Milli Görüş Lideri Prof. Dr. Necmettin Erbakan’ın vefat sene-i devriyesindeyiz. Erbakan Hocamızı anlayabilmek ve O’nun bu ülke için karşılığını bulabilmek için Cumhuriyet tarihine bakmak yeterlidir. Cumhuriyet tarihi boyunca Müslümanlara yapılan zulümler, din ve vicdan hürriyeti bağlamında insanlarımızın üzerine yağan tahribatlar ve siyasetten uzak tutulan bir kitlenin başına düçar edilen türlü işkenceleri hatırlamak gerekir. Bu ülkede bir zamanlar kopkoyu bir militarizme yaslanan yönetimsel baskılar vardı. Bu ülkede bir zamanlar Müslümanlar hak ettikleri hizmetleri alamıyorlar, hatta dini tercihlerinden dolayı türlü baskılara maruz bırakılıyorlardı. 1969 yılında Konya’dan iki milletvekilinin oyunu alarak seçilen ve Türkiye Büyük Millet Meclisi’ne giren Prof. Dr. Necmettin Erbakan, “Bir çiçekle bahar gelmez, ama her bahar bir çiçekle başlar” misali, bu ülkenin makus talihini yenecek nitelikte bir yapıyı ortaya koymak için siyasete yeni bir nizam vermeye başlamıştı... Milli Nizam Partisi ve Milli Selamet Partisi arka arkaya kapatılmasına rağmen, hiçbir zaman ümitsiz olmadı, arkasından gelenlere umutsuzluk aşılamadı. Refah Partisi’nin kapatıldığı dönemde bile iktidar partisi olduğu halde, milyonlarca kişiye kesinlikle umutsuzluk vermedi. Yiğit düştüğü yerden kalkar misali, yeni bir siyasi hamleyi yeniden ve yeniden başlattı. Rahmetli Mehmet Ali Birand, 28 Şubat belgeseli ile ilgili kendisiyle yaptığım mülakatta, “Eğer Refah Partisi’nin başında başka birisi olmuş olsaydı, bu süreç çok daha kötü bir şekilde atlatılırdı” diyordu. 
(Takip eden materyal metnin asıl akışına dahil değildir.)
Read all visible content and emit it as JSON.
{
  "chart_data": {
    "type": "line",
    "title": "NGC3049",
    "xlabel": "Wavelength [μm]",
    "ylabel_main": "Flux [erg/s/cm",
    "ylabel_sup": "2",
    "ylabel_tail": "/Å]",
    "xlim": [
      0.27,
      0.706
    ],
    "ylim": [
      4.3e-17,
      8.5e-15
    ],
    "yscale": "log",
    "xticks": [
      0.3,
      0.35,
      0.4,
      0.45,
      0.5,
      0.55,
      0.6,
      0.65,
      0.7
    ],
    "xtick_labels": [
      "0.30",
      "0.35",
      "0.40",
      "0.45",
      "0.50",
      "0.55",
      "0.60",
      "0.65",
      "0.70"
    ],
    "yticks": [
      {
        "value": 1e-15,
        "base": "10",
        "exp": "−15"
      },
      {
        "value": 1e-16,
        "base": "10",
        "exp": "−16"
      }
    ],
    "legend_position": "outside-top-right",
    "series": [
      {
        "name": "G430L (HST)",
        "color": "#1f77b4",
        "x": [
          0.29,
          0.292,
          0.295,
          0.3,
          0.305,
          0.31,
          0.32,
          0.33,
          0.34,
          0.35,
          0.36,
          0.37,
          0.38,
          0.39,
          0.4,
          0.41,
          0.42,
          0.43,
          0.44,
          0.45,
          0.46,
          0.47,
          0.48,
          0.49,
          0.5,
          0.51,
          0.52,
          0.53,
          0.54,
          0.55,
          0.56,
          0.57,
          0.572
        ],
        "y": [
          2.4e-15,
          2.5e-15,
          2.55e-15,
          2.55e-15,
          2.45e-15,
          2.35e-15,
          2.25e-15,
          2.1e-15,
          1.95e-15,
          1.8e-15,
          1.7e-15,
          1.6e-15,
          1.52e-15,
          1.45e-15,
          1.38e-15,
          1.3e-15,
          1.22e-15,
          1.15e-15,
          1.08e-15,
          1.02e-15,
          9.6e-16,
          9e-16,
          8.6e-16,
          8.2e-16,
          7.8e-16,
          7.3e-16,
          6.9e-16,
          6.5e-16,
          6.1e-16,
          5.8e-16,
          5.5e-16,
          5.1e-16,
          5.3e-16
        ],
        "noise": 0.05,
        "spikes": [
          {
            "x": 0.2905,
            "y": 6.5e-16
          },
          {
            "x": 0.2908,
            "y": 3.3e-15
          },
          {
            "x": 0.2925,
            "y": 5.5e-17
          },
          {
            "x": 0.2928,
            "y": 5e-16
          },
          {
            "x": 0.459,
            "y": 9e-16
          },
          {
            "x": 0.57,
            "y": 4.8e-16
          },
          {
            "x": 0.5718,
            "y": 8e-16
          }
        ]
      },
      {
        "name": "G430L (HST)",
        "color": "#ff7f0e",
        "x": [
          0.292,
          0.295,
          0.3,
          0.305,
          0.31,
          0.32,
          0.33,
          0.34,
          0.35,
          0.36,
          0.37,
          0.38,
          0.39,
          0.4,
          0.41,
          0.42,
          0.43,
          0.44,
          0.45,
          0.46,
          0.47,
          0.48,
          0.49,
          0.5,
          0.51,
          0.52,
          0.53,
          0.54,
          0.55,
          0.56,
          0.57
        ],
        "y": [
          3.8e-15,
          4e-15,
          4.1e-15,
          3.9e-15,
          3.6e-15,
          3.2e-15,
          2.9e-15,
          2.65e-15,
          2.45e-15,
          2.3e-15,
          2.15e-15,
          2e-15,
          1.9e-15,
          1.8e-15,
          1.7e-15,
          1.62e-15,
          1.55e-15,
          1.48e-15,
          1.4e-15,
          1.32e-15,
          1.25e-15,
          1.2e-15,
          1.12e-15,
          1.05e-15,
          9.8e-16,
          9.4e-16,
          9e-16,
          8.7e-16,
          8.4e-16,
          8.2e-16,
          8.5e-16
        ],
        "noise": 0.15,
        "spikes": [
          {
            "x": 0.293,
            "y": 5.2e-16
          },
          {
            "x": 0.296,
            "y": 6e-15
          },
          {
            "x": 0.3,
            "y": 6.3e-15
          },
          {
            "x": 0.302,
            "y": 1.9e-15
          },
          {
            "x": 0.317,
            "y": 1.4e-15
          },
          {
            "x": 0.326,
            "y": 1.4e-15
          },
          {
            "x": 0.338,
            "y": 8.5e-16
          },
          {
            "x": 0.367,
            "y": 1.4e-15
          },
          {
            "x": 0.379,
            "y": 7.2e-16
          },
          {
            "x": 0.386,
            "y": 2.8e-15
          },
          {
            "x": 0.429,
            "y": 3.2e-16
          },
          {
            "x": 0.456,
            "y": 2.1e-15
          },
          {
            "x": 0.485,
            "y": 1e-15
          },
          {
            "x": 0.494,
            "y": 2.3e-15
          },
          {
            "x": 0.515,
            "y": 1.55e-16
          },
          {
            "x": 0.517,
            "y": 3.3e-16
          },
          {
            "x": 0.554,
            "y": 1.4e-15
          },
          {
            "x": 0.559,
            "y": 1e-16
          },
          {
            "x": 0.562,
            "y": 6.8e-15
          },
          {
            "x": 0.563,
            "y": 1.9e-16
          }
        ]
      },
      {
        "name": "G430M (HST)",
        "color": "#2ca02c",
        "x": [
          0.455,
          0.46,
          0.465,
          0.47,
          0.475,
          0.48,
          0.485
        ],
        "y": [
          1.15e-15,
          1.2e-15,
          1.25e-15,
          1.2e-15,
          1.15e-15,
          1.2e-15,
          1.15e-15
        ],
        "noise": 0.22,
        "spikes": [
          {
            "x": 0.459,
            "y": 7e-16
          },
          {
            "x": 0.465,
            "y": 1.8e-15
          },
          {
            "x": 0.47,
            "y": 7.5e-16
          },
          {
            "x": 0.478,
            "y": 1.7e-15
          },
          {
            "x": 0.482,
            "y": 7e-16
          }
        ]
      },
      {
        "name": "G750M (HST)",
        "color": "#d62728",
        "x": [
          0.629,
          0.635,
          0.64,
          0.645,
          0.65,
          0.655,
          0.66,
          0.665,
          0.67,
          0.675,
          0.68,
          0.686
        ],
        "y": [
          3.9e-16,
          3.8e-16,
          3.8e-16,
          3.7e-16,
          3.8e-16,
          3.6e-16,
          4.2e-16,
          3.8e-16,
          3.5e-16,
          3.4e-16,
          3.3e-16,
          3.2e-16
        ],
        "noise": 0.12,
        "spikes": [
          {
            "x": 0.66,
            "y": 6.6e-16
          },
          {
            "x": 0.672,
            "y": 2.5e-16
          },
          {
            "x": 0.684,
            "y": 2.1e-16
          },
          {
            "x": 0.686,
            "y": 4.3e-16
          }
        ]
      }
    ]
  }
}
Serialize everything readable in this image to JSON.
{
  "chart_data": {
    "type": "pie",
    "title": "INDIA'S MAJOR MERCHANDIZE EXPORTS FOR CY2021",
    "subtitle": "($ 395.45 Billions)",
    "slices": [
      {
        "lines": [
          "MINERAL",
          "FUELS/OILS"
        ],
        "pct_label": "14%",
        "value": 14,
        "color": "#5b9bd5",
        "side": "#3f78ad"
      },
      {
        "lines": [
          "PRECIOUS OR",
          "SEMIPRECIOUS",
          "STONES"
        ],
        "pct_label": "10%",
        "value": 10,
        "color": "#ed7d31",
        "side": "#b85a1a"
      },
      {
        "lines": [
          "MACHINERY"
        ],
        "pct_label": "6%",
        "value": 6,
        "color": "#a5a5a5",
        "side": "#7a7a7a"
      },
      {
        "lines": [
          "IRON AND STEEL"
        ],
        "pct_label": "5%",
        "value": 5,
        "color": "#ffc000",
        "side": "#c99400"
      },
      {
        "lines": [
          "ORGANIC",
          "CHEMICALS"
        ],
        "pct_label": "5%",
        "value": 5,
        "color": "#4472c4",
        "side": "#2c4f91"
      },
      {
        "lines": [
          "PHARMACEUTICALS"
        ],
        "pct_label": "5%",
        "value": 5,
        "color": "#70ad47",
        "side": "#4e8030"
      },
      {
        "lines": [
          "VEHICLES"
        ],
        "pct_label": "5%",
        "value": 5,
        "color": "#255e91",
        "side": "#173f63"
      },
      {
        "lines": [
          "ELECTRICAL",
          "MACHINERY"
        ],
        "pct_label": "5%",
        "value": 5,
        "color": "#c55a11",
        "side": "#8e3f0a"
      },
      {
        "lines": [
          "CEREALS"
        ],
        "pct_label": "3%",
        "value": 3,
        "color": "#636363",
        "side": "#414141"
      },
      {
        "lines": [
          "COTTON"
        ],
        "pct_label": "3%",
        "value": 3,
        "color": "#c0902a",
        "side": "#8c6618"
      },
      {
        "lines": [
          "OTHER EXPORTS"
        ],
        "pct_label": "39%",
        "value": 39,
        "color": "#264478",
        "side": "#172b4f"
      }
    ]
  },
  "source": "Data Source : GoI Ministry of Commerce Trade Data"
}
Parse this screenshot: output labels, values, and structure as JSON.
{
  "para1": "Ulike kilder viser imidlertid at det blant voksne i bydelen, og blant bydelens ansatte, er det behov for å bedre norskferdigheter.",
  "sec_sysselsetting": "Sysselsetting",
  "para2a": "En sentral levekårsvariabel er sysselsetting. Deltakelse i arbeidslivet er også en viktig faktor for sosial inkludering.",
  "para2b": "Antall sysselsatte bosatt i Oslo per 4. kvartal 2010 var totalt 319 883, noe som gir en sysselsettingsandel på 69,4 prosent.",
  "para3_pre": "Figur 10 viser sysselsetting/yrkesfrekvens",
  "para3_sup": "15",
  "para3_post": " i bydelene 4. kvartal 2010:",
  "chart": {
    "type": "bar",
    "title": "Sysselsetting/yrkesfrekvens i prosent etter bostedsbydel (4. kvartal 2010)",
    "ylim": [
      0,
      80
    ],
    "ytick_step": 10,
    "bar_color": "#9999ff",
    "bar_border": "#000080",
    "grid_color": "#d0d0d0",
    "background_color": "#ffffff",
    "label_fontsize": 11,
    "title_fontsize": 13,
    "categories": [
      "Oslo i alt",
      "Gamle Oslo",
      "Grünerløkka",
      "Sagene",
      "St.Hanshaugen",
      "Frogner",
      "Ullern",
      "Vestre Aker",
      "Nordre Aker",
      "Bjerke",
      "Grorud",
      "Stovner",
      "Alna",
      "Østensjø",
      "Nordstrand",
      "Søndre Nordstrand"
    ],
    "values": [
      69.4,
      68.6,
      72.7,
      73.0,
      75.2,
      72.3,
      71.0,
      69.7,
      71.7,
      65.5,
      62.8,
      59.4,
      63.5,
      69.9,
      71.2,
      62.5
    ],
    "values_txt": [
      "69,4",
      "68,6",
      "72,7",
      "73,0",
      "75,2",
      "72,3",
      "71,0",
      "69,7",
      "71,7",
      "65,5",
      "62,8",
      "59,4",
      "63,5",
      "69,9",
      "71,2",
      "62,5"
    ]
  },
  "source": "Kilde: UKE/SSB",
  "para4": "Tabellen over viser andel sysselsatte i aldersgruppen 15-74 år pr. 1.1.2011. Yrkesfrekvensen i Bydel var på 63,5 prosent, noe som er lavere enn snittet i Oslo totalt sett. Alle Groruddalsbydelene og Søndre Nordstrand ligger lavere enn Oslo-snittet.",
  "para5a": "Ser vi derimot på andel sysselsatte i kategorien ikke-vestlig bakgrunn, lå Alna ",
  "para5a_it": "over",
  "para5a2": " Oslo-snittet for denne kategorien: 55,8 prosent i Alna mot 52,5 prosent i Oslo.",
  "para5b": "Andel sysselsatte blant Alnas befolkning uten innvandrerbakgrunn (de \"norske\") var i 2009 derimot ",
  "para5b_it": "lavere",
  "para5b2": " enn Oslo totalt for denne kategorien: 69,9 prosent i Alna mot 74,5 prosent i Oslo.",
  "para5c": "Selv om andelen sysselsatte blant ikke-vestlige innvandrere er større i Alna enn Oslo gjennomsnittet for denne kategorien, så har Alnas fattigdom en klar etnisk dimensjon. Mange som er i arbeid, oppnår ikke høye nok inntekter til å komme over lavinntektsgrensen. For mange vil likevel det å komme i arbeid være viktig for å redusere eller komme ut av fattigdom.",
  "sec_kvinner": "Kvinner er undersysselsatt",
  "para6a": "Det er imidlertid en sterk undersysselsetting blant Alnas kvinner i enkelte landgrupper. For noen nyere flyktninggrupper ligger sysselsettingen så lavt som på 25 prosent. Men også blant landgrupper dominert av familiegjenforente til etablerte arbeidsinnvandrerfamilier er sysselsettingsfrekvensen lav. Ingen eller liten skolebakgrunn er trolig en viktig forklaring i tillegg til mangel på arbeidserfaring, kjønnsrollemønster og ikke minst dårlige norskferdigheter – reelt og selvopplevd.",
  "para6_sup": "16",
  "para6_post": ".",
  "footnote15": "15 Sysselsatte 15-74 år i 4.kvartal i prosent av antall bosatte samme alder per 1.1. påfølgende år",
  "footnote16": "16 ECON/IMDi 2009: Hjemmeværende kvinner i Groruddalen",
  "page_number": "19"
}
Erbakan Hocamız, yıllar yılı ezilen, sömürülen, “Ezan okunuyor, susalım” diyerek Müslüman görünmeye meraklı siyasetçilerimizin oylarını devşirdiği, dini inançları yok edilen kitlelere siyaseti öğretti. Yıllar yılı Müslüman kimliği üzerinden oyları hiç edilen insanlarımıza siyasetin tüm inceliklerini aktararak kimlik kazandırdı. 

İşte bu kimlik, Türkiye’nin yeni dönemdeki sosyolojisinde karşılık buldu. Müslümanlar bu kimliklerine yaslanarak iktidar nimetinden faydalanabilmek için çaba gösterdiler. Militarist iradenin gazabına uğrayan Erbakan Hoca, partileri kapatılmasına rağmen, siyasi hayatından hiç taviz vermedi. Hep iktidar mücadelesi verdi, sadece Türkiye’deki Müslümanların değil, dünyadaki sancılı coğrafyalardaki yaşayan Müslümanların da umudu oldu.

Refahyol döneminde ilk yaptığı işlerin başında D-8’i kurmak oldu. Yıllarca sömürülen, ezilen ve terör bataklığına sürüklenen İslam coğrafyasının birlik ve dirliğini sağlamak adına atılan bu adım, maalesef, kendisini muhafazakâr olarak takdim edenlerin iktidar döneminde akamete uğratıldı. 

Erbakan Hocamız, başka ülkelerin ürettiği ve bizlere pazarladığı ileri teknoloji ürünlerinin değil, kendimizin ürettiklerini kullanmamız gerektiğini haykırıyordu. Bunun için Türkiye’nin her yerinde fabrikalar açtı, Ağır Sanayi Hamlesi başlattı. 

Erbakan Hocamızın, bu ülkenin her noktasında bir hizmet izi vardır.

Erbakan Hocamızın bu ülkenin her köşesinde kazma vurduğu fabrikalar ve üretim değerleri vardır. 

Erbakan Hocamızın, “Önce ahlak ve maneviyat” diyerek genç neslin yüreğine kazıdığı “Ahlak ve Maneviyat” düsturları vardır. 

Erbakan Hocamız, milletine, devletine sevdalı bir liderdir… Hayatı boyunca bu millete hizmet etme gayesiyle gecesini gündüzüne katmış, kendisine yapılan her türlü zulme ise yeniden yeniden ayağa kalkarak cevap vermiştir.